Charles, the only person who could speak, gave the orders, but they did not eat alone, for Sir Edmund Nutley and Sedley arrived with the legal advisers, and it was needful, perhaps even better, to have their company. The chief of the conversation was upon Hungarian and Transylvanian politics and the Turkish war. Mr. Harcourt seeming greatly to appreciate the information that Colonel Archfield was able to give him, and the anecdotes of the war, and descriptions of scenes therein actually brightened Sir Philip into interest, and into forgetting for a moment his son's situation in pride in his conduct, and at the distinction he had gained. ”We must save him,”
said Mr. Harcourt to Sir Edmund. ”He is far too fine a fellow to be lost for a youthful mischance.”
The meal was a short one, and a consultation was to follow, while Sedley departed. Anne was about to withdraw, when Mr. Lee the attorney said, ”We shall need Mistress Woodford's evidence, sir, for the defence.”
”I do not see what defence there can be,” returned Charles. ”I can only plead guilty, and throw myself on the King's mercy, if he chooses to extend it to one of a Tory family.”
”Not so fast, sir,” said Mr. Harcourt; ”as far as I have gathered the facts, there is every reason to hope you may obtain a verdict of manslaughter, and a nominal penalty, although that rests with the judge.”

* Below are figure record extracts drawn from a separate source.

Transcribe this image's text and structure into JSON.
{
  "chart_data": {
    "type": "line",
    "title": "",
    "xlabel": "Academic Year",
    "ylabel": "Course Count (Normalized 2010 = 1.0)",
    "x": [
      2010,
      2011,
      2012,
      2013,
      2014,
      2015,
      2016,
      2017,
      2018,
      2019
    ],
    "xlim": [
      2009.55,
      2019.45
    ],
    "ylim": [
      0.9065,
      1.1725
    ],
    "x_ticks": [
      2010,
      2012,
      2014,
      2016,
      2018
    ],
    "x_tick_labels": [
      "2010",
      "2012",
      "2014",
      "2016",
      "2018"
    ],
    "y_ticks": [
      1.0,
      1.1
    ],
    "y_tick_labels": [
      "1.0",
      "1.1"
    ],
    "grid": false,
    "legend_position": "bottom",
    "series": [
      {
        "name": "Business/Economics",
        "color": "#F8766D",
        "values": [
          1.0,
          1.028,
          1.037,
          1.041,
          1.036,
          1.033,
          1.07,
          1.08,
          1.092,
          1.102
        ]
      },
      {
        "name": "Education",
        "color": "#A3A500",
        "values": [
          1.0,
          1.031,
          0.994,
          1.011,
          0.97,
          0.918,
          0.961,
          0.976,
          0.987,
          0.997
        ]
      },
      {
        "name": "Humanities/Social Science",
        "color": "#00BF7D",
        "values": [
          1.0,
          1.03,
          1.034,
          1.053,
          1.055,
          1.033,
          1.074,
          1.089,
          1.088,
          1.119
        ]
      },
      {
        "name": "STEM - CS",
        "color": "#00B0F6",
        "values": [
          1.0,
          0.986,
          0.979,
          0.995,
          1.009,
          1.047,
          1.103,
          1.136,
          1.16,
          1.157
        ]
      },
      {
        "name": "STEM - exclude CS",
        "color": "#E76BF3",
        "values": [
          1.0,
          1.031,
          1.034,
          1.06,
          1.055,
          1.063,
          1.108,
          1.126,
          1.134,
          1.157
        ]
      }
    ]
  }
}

On this the discussion began in earnest. Charles, who had never heard the circ.u.mstances which led to the trial, was greatly astonished to hear what remains had been discovered. He said that he could only declare himself to have thrown in the body, full dressed, just as it was, and how it could have been stripped and buried he could not imagine. ”What made folks think of looking into the vault?” he asked.
”It was Mrs. Oakshott,” said Lee, ”the young man's wife, she who was to have married the deceased. She took up some strange notion about stories of phantoms current among the vulgar, and insisted on having the vault searched, though it had been walled up for many years past.”
Charles and Anne looked at each other, and the former said, ”Again?”
”Oh yes!” said Anne; ”indeed there have been enough to make me remember what you bade me do, in case they recurred, only it was impossible.”